On the other hand, some guilty of doping have tried to invoke the unintentional violation defense. Gay, Powell and Simpson are experienced athletes who are undoubtedly aware that supplements often contain banned substances that are not listed ingredients.
   


“When I hear an athlete say, ‘My trainer told me to take these supplements,’ I literally laugh out loud,” Symmonds wrote. “There is so much wrong with this statement it crosses into the absurd. First of all, how can your call yourself a professional if you are just blindly taking something that someone told you to take?
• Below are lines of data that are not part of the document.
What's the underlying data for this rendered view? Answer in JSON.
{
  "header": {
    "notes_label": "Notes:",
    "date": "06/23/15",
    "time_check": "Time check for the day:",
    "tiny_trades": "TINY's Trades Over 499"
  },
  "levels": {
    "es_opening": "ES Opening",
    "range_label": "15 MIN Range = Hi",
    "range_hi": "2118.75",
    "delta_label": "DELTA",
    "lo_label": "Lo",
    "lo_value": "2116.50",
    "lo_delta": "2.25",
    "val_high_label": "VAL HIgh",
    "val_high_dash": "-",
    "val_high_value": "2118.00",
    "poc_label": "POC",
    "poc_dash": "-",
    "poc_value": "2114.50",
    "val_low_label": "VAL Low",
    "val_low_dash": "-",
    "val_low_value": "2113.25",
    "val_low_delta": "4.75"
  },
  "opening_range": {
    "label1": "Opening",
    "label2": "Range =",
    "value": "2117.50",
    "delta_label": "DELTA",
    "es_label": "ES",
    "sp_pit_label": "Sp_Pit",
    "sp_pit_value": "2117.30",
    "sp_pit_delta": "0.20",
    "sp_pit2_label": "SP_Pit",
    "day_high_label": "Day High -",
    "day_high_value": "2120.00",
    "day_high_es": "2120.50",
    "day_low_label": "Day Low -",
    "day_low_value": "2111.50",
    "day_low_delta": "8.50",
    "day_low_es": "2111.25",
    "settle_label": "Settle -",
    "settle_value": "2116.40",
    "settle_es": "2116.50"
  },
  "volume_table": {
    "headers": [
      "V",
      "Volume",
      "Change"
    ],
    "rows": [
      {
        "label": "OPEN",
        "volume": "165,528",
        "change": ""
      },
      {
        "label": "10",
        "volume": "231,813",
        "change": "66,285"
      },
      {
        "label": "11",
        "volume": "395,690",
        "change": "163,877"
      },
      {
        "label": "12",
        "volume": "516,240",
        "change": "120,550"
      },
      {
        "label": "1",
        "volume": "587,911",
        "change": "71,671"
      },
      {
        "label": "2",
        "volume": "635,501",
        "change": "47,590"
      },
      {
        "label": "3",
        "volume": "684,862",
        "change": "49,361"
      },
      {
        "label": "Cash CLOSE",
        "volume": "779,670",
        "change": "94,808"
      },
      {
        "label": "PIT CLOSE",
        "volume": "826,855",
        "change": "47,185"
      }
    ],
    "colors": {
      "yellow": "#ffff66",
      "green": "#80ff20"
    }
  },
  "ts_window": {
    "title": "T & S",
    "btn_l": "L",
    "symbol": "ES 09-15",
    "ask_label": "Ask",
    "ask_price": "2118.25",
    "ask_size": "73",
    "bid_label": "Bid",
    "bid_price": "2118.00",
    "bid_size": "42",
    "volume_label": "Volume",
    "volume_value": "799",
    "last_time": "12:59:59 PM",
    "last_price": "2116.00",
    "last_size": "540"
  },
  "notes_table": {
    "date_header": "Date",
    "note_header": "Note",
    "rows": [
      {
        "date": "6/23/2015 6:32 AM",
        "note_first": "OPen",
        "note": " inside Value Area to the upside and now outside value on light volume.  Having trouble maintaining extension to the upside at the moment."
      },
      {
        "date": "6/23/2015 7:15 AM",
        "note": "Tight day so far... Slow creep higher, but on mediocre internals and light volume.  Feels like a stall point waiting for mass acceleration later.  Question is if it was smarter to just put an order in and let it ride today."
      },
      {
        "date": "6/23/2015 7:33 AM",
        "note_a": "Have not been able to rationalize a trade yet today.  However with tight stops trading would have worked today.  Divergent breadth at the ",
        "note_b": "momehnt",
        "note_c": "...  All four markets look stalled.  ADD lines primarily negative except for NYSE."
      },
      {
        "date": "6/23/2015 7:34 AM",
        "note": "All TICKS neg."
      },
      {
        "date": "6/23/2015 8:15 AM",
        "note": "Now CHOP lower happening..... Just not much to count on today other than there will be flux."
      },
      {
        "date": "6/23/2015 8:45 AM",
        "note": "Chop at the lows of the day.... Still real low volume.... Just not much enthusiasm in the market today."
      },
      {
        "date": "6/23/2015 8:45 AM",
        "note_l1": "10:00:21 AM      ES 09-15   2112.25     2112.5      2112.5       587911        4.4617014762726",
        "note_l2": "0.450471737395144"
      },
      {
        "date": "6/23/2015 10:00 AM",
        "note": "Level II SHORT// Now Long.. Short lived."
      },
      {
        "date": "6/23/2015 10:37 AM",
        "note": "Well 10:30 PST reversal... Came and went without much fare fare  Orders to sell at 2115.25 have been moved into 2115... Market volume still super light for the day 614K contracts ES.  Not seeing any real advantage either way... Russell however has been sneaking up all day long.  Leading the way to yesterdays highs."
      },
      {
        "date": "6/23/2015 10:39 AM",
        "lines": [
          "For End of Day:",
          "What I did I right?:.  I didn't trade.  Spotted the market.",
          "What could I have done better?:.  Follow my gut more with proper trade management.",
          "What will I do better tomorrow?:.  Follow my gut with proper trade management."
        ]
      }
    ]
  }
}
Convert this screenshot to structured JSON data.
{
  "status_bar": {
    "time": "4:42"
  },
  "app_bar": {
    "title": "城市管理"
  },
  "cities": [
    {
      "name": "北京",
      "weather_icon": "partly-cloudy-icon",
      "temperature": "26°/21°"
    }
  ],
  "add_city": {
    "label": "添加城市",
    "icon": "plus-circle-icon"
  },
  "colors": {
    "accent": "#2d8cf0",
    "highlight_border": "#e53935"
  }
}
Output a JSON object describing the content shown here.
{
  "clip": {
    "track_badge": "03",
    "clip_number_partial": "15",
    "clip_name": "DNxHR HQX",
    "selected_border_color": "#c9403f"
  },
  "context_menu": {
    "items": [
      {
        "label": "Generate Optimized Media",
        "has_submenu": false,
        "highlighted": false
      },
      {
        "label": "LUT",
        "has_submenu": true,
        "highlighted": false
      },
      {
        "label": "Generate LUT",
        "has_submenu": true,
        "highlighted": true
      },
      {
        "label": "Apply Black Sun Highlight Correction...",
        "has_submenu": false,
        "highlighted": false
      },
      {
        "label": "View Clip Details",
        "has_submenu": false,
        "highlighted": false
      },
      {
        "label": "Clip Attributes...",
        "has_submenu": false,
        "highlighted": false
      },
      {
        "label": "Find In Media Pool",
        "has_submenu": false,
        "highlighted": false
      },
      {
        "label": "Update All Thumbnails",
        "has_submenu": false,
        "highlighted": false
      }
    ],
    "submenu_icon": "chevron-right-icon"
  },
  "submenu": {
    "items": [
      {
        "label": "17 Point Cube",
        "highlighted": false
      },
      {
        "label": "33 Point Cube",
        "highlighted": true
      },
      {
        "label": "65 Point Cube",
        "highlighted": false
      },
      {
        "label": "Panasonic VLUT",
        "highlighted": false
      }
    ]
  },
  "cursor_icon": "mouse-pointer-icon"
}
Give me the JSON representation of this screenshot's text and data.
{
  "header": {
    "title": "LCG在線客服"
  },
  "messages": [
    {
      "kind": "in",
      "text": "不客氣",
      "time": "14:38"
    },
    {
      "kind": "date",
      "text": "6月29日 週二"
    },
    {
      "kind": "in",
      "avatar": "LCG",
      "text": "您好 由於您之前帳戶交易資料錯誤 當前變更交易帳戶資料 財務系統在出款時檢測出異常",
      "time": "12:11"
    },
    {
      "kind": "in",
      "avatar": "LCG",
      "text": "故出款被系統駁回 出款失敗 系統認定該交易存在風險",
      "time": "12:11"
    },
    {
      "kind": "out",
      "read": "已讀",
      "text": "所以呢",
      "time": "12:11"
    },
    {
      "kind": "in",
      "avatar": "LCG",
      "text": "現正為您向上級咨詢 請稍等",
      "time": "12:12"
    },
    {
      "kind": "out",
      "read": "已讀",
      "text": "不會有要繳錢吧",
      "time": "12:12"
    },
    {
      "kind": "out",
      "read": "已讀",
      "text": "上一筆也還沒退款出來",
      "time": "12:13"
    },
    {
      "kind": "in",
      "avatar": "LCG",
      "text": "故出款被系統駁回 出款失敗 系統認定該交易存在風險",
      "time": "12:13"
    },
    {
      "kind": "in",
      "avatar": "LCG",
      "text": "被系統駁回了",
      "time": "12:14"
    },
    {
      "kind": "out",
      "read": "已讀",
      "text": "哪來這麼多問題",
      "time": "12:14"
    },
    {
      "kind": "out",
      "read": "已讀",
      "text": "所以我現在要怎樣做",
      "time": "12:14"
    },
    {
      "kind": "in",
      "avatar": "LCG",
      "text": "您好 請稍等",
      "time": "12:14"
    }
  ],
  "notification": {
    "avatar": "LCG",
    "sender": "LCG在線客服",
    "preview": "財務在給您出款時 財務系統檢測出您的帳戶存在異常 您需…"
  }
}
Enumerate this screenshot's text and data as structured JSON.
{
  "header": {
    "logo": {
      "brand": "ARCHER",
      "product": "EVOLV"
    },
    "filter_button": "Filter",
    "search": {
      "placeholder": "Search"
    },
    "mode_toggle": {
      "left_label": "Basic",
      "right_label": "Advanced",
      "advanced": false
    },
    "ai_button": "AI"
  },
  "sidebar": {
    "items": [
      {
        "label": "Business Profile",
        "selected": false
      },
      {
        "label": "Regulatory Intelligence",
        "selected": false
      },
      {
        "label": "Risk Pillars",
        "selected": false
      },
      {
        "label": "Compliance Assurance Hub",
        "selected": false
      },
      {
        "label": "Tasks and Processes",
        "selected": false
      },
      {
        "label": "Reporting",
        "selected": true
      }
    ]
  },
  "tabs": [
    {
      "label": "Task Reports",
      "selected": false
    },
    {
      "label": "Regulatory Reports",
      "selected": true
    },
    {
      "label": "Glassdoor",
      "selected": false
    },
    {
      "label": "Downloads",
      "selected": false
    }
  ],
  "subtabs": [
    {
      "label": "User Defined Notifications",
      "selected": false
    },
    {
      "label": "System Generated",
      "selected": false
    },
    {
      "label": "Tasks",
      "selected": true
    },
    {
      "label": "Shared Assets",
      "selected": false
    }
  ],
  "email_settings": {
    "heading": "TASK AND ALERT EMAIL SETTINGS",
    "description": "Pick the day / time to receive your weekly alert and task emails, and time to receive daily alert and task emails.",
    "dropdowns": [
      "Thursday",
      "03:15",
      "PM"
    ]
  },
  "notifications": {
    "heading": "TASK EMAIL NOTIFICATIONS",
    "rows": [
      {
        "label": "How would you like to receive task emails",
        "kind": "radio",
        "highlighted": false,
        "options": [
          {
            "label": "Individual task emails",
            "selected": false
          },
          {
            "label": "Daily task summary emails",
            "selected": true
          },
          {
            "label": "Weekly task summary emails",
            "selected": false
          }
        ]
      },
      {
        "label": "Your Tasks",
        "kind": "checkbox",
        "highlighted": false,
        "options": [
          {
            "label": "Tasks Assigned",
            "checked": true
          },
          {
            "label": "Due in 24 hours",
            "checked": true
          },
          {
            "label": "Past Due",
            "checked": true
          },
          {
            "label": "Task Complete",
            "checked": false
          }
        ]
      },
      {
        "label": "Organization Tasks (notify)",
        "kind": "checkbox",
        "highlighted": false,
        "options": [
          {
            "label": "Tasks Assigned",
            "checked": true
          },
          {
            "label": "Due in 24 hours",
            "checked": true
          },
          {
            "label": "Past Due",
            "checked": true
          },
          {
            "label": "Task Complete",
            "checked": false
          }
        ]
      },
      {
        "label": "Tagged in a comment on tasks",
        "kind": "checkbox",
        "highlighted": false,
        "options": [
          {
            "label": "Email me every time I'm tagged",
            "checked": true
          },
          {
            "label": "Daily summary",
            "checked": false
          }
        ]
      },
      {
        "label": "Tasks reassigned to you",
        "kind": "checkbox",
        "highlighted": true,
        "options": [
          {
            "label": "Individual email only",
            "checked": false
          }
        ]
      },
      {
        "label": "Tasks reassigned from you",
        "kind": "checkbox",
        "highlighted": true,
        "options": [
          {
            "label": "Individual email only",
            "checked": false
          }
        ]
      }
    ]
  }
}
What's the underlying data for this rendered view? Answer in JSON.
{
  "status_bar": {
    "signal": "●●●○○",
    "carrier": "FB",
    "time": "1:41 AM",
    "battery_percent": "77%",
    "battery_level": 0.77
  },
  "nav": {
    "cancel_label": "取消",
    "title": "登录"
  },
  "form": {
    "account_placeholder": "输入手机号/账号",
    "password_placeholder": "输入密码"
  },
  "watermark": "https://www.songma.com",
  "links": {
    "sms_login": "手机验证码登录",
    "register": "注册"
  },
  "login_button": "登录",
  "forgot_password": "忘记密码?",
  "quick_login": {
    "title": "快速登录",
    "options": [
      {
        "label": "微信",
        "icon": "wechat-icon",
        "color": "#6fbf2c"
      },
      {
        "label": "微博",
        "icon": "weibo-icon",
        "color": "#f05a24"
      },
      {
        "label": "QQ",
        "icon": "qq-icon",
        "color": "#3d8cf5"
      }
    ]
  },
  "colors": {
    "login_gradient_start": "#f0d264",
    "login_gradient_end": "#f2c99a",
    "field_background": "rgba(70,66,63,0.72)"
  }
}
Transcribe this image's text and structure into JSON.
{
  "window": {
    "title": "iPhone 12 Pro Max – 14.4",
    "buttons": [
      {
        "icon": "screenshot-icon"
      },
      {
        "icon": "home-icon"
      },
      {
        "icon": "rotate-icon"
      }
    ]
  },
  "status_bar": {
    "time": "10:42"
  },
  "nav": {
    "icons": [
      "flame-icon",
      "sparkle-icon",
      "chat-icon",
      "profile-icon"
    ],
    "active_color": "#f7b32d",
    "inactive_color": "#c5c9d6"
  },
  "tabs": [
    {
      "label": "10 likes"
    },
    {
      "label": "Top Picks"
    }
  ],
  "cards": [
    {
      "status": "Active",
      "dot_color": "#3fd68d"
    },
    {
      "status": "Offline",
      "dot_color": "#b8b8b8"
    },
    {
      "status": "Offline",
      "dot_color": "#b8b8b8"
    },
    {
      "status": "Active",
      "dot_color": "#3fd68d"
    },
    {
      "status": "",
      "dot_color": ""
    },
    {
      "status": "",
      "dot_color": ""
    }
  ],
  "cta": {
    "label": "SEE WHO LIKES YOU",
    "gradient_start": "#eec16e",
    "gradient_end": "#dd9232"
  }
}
“Second, it is the athlete's responsibility to make sure they surround themselves with morally upstanding people and to ensure that they know exactly what is going into their body. The ‘trainer’ excuse sounds like someone is looking for a scapegoat to pin something on.” 
   


Prominent drug case lawyer Howard Jacobs, whose landmark cases include an award from a company that made multivitamins that caused a positive test and two-year suspension for swimmer Kicker Vencill, sympathizes with athletes, who feel that they need to take supplements because their competitors do so.
   


“There are a lot of substances that are mis-described or confusingly labeled, which makes it hard for athletes,” said Jacobs, who declined to say if he’s representing any athletes who have recently tested positive. “The supplement issue is a difficult one. I don’t know how you go about assuring yourself that what you’re taking is safe. That has been the case and continues to be the case.”
  


The U.S. Anti-Doping Agency website practically begs athletes not to use supplements. The site contains print and video cautions, as well as reminders that, unlike prescription medications, supplements are not regulated by the Food and Drug Administration.
  


USADA urges abstinence: “The only way for an athlete to completely eliminate the risks associated with dietary supplements is to avoid dietary supplement use all together,” its site reads.
   


For whatever reason, sprinters seem to greatly outnumber  distance runners among those positive in the supplement category. Earlier this season, Jamaica’s Veronica Campbell-Brown, a two-time Olympic 200 champion, tested positive for a diuretic that she said came from using a cream to treat a muscle injury. 
  


There have been scores of sprinters sanctioned for such offenses. Distance runners are rare. Two that come to mind: American marathoner Jeff Scuffins had a three-month ban in 1989 for what amounted to inadvertent stimulant use due to a medication; Russian middle-distance runner Anna Alminova had a similar case in 2010.
   


Health - Injuries?



“My first thought is that sprinters typically make considerably more money than distance runners and that the money, as is often the case, motivates people to using banned substances,” Symmonds wrote.

“My second thought is that distance runners tend to be hyperaware of what we put into our bodies. Due to the rigorous nature of our training, we are constantly monitoring our nutrition, blood, supplements, etc.”
 

As much as WADA and USADA would like the issue to disappear, the use of supplements among professional track athletes is not going away. Running fans should expect more news like that of last weekend about failed drug tests from the nebulous world of supplements.